On September 30, 2015, by way of a boundary line adjustment, Charles Hastings attempted to correct the issue with the Hastings legal description. Ex. 75 at 52-54. On or around February 2, 2016, a property appraiser informed Sun West that the Hastings septic system was likely encumbering another lot. Day 2 Tr. at 183:12-15; Ex. 124 at 158. The septic system issue arose after First Mariner originated the Hastings Loan. Day 2 Tr. at 64:2-12, 184:0-185:7; Day 3 Tr. at 17:13-18:8. Sun West’s servicing notes reflect that by March 2016, Sun West was considering making a repurchase demand to First Mariner for the Hastings Loan. See FPTCO ¶¶ 18-20; Ex. 15 at 1.

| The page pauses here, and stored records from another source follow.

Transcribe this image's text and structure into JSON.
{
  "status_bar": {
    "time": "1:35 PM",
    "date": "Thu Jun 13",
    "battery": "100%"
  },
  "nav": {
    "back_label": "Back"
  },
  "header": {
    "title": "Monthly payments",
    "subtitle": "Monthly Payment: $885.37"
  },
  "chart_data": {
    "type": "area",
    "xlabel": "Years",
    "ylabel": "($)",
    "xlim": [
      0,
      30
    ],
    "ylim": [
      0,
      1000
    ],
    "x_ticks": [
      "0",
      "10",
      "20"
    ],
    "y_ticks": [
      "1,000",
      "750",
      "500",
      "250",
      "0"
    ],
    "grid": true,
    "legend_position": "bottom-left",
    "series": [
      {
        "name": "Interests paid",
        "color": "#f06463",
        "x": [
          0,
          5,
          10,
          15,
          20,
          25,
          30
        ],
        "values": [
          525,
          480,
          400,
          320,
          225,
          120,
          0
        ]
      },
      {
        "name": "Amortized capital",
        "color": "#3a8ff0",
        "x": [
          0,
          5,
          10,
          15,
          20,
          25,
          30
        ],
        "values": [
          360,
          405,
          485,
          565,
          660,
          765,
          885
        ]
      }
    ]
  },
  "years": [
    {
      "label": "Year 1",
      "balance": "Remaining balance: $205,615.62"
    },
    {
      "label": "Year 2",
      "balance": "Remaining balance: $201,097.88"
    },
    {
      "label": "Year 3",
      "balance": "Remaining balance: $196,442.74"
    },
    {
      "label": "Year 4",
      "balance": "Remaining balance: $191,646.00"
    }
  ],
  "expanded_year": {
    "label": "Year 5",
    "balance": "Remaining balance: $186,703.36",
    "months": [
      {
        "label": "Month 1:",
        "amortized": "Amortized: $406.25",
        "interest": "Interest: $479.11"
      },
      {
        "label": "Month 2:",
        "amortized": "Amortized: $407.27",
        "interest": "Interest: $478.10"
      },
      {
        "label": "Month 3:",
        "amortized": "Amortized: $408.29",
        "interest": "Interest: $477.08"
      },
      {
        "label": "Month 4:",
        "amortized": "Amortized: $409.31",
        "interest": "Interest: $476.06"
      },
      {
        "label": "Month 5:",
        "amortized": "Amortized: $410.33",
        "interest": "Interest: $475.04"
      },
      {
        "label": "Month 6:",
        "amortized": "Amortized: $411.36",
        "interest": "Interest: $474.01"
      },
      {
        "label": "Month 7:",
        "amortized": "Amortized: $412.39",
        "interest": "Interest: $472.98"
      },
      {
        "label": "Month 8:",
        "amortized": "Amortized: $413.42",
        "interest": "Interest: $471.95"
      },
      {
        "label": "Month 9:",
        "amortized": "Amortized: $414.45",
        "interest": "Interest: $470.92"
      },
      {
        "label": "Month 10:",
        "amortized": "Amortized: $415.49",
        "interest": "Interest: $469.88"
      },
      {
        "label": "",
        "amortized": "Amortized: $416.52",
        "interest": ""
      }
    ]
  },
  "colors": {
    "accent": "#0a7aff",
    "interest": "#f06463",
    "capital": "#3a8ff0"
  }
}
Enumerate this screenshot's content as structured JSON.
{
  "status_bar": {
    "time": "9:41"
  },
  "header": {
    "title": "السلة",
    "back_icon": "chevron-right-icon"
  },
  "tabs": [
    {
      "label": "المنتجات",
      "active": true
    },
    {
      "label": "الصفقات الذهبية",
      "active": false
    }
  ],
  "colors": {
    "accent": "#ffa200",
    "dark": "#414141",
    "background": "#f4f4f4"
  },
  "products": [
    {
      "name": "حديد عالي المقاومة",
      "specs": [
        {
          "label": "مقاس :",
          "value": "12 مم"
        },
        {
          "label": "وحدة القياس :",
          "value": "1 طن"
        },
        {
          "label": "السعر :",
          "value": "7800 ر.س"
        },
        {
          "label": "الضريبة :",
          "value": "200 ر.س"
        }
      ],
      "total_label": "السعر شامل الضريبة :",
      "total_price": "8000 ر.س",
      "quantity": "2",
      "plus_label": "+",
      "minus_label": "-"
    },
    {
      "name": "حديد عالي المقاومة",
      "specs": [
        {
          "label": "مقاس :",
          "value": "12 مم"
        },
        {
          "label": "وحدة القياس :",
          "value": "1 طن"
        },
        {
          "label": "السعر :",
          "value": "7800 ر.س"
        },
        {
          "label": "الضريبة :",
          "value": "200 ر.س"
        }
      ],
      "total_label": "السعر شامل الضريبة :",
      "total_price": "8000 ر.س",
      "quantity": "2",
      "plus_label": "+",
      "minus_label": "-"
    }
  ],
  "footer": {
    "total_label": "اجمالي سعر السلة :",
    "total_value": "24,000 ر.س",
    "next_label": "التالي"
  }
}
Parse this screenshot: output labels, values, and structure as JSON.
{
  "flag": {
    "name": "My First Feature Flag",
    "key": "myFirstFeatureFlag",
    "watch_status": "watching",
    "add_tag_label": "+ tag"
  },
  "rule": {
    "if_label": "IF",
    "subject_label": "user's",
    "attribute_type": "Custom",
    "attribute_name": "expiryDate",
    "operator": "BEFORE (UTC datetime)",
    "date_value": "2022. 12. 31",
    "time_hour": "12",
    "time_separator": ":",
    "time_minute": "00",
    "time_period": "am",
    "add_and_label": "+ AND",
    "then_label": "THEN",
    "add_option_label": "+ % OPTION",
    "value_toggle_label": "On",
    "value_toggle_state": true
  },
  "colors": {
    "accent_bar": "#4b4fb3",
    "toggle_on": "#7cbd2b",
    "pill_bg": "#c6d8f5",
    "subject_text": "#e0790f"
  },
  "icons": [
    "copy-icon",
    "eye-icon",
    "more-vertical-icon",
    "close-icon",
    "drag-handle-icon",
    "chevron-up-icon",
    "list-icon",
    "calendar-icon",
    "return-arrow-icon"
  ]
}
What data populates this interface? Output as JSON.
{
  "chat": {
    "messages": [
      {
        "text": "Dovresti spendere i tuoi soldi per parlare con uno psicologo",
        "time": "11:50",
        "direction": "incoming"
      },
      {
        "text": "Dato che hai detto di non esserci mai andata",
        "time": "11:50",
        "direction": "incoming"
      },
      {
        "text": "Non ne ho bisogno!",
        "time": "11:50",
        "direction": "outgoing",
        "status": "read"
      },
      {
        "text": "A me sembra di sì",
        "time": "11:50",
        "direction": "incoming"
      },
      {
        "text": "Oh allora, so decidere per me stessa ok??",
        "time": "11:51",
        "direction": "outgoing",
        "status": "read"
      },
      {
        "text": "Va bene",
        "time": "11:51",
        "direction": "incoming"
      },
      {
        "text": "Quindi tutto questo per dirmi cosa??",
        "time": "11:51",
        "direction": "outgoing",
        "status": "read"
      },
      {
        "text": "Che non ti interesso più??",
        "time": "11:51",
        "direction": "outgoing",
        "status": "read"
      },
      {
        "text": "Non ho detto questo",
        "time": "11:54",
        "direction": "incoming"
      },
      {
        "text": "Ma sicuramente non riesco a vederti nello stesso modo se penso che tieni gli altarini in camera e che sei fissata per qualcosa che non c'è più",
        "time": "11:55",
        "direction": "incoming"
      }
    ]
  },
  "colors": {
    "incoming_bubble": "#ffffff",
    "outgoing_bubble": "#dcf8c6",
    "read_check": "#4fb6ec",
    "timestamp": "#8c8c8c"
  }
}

On February 6, 2018, Sun West filed a Complaint in the Circuit Court for Brunswick County, Virginia (Case No. CL18-42, “ Sun West v. Hastings ”) regarding the Hastings Property boundaries and the effect of the legal description on Sun West’s lien, requesting an order from the Court regarding the validity and priority of its Deed of Trust. Day 1 Tr. at 38:21-39:10, 176:1-177:1; Exs. 17, 75; FPTCO ¶¶ 21-22. On August 12, 2019, the Court issued an order ruling that the Deed of Trust was “valid and enforceable” and that its instrument “constitutes a first priority lien deed of trust” upon the Hastings Property. Ex. 19.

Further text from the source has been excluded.